Composite systems and state transformations in topos quantum theory

TL;DR

This paper extends topos quantum theory to include composite systems and state transformations, revealing a bijective correspondence between multipartite probability valuations and positive over pure tensor states, and analyzing the limitations of quantum Markov chains.

Contribution

It introduces a framework for composite systems in topos quantum theory and explores the properties of multipartite probability valuations and their relation to quantum states and transformations.

Findings

Multipartite probability valuations correspond bijectively to positive over pure tensor states.

Quantum Markov chains are trivialized to product valuations due to monogamy constraints.

Incompatibility identified between multipartite valuations and quantum monogamy properties.

Abstract

Topos quantum theory provides representations of quantum states as direct generalizations of the probability distribution, namely probability valuation. In this article, we consider extensions of a known bijective correspondence between quantum states and probability valuations to composite systems and to state transformations. We show that multipartite probability valuations on composite systems have a bijective correspondence to positive over pure tensor states, according to a candidate definition of the composite systems in topos quantum theory.
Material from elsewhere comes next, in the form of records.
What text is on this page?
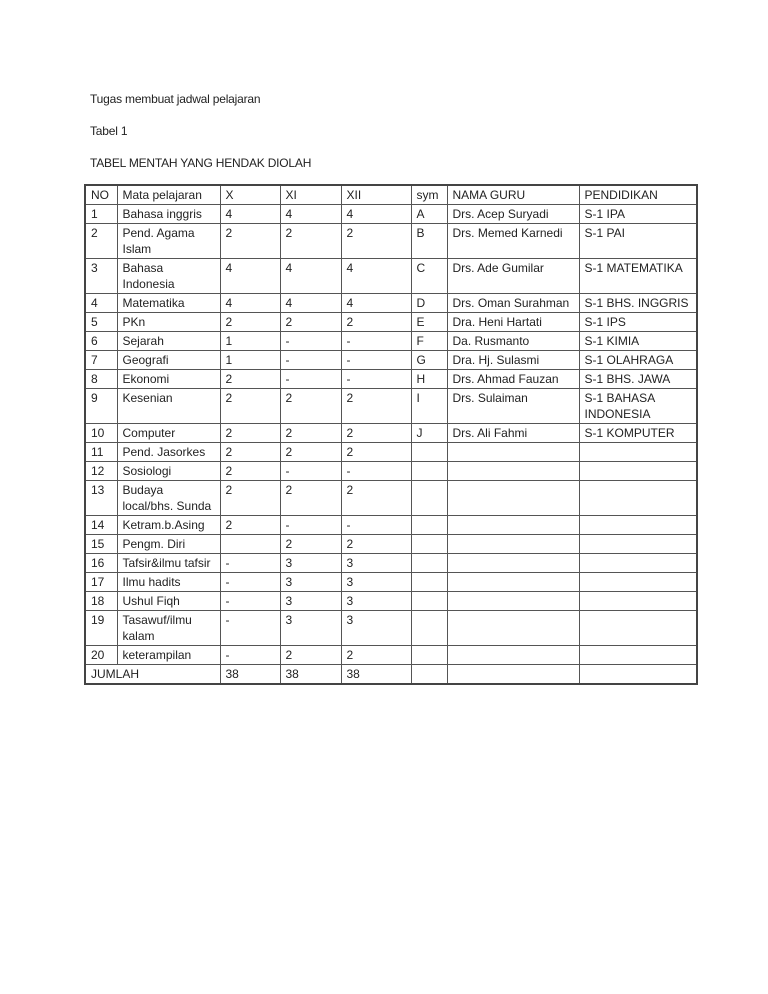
Tugas membuat jadwal pelajaran
Tabel 1
TABEL MENTAH YANG HENDAK DIOLAH
NO	Mata pelajaran	X	XI	XII	sym	NAMA GURU	PENDIDIKAN
1	Bahasa inggris	4	4	4	A	Drs. Acep Suryadi	S-1 IPA
2	Pend. Agama Islam	2	2	2	B	Drs. Memed Karnedi	S-1 PAI
3	Bahasa Indonesia	4	4	4	C	Drs. Ade Gumilar	S-1 MATEMATIKA
4	Matematika	4	4	4	D	Drs. Oman Surahman	S-1 BHS. INGGRIS
5	PKn	2	2	2	E	Dra. Heni Hartati	S-1 IPS
6	Sejarah	1	-	-	F	Da. Rusmanto	S-1 KIMIA
7	Geografi	1	-	-	G	Dra. Hj. Sulasmi	S-1 OLAHRAGA
8	Ekonomi	2	-	-	H	Drs. Ahmad Fauzan	S-1 BHS. JAWA
9	Kesenian	2	2	2	I	Drs. Sulaiman	S-1 BAHASA INDONESIA
10	Computer	2	2	2	J	Drs. Ali Fahmi	S-1 KOMPUTER
11	Pend. Jasorkes	2	2	2			
12	Sosiologi	2	-	-			
13	Budaya local/bhs. Sunda	2	2	2			
14	Ketram.b.Asing	2	-	-			
15	Pengm. Diri		2	2			
16	Tafsir&ilmu tafsir	-	3	3			
17	Ilmu hadits	-	3	3			
18	Ushul Fiqh	-	3	3			
19	Tasawuf/ilmu kalam	-	3	3			
20	keterampilan	-	2	2			
JUMLAH		38	38	38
Among the multipartite probability valuations, a special attention is placed to Markov chains which are defined by generalizing classical Markov chains from probability theory. We find an incompatibility between the multipartite probability valuations and a monogamy property of quantum states, which trivializes the Markov chains to product probability valuations. Several observations on the transformations of probability valuations are deduced from the results on multipartite probability valuations, through duality relations between multipartite states and state transformations.